O primeiro a gente nunca esquece... Primeiro encontro com meu “orientador” daqui de Berkeley, o famoso especialista em Law and Economics, autor do livro-texto que uso com meus alunos há 5 anos. Cheguei mais cedo ao office-hour e já havia uma moça esperando. Ele chegou logo depois, a moça – super simpática – falou para eu ir primeiro porque a reunião dela iria demorar. O Prof. Cooter cumprimentou-me, abriu a sala fazendo uma cara de “quem é essa?”, convidou-me para sentar, fez o mesmo e... colocou os pés em cima de sua mesa!!! Surpreendi-me ao ver um professor de 65 anos de idade fazendo isso! Fui recuperando-me do enorme choque aos poucos e lembrei-me de que sim, a informalidade, o comportamento despojado não significa desrespeito. Aliás, eu já tinha visto meu orientador de mestrado – mais velho que o Prof. Cooter – fazer o mesmo em sua sala. Nós brasileiros esquecemos muitas vezes de jogar fora a necessidade de poses, formalidades e hierarquia. Eu particularmente tenho uma dificuldade maior ainda com relação a isso, talvez por causa da minha herança chinesa.

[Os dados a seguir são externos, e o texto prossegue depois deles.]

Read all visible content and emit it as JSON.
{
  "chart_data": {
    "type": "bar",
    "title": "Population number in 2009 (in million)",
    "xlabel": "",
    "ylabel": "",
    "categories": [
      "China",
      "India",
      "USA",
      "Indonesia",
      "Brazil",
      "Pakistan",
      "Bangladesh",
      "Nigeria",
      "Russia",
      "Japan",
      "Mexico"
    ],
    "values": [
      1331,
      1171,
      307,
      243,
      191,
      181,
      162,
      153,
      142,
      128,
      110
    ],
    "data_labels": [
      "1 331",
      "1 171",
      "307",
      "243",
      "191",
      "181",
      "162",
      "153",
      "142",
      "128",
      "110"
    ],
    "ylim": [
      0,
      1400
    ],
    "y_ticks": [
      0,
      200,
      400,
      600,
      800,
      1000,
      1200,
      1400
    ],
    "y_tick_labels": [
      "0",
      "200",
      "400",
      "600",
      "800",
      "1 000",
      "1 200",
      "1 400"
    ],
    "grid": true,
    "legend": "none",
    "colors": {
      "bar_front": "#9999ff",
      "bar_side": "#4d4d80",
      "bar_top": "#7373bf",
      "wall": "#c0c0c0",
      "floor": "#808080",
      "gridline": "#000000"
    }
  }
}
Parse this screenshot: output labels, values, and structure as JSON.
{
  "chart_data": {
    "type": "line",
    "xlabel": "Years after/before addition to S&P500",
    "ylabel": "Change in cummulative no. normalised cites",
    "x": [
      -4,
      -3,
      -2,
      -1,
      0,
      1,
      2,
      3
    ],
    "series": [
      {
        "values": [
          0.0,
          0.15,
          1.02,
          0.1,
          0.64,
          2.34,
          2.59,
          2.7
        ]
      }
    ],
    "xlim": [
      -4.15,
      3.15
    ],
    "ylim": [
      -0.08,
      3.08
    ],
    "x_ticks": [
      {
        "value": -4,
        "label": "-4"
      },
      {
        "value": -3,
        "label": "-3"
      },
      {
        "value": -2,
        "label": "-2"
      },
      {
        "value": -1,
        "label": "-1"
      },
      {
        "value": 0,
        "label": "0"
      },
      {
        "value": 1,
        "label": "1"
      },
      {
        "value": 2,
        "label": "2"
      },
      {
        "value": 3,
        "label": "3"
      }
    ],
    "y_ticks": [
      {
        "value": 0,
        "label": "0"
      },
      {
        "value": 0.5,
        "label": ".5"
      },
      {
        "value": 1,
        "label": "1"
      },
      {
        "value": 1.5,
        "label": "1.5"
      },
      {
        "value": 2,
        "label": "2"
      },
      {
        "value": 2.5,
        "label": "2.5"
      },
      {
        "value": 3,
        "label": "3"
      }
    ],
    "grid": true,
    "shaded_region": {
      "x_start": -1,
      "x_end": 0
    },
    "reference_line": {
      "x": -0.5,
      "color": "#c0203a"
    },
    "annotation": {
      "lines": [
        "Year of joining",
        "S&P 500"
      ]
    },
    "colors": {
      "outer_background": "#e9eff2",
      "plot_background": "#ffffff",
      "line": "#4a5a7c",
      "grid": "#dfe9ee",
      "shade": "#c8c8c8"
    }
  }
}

Quem chega a qualquer universidade americana, logo se sentirá um verdadeiro cidadão do mundo. Fazendo uma retrospectiva dos 4 anos, 2 mestrados e muuuuuuitas aulas que tive em Madison, posso lembrar meus professores das seguintes nacionalidades: americana (claro), inglesa, francesa, neozelandesa/australiana, chinesa, japonesa, coreana, argentina, canadense e indiana (acho que não esqueci ninguém...) Aprender inglês aqui não é somente aprender inglês americano. Você ainda leva de graça, no pacote, o aprendizado de inglês com sotaque chinês, inglês com sotaque indiano, inglês com sotaque castelhano... Depois de algum tempo você passa para o segundo estágio e se torna habilitado(a) a fazer imitações dos diversos tipos (nada mais engraçado do que uma brasileira com cara de chinesa imitando um indiano falando inglês...). Se prestar atenção pelos corredores, nos seminários, será possível identificar (e aprender) mais outros: brasileiros, alemães, ucranianos, italianos, gregos, suecos... Quando será que as universidades de nossa amada Pátria conseguirão atrair 10%, 5% das melhores mentes de todo o mundo que ainda vem para cá aos montes? E caramba, que inveja!

PS: O segundo encontro com o Prof. Cooter foi sem sustos. Ele até me convidou para tomar um chá!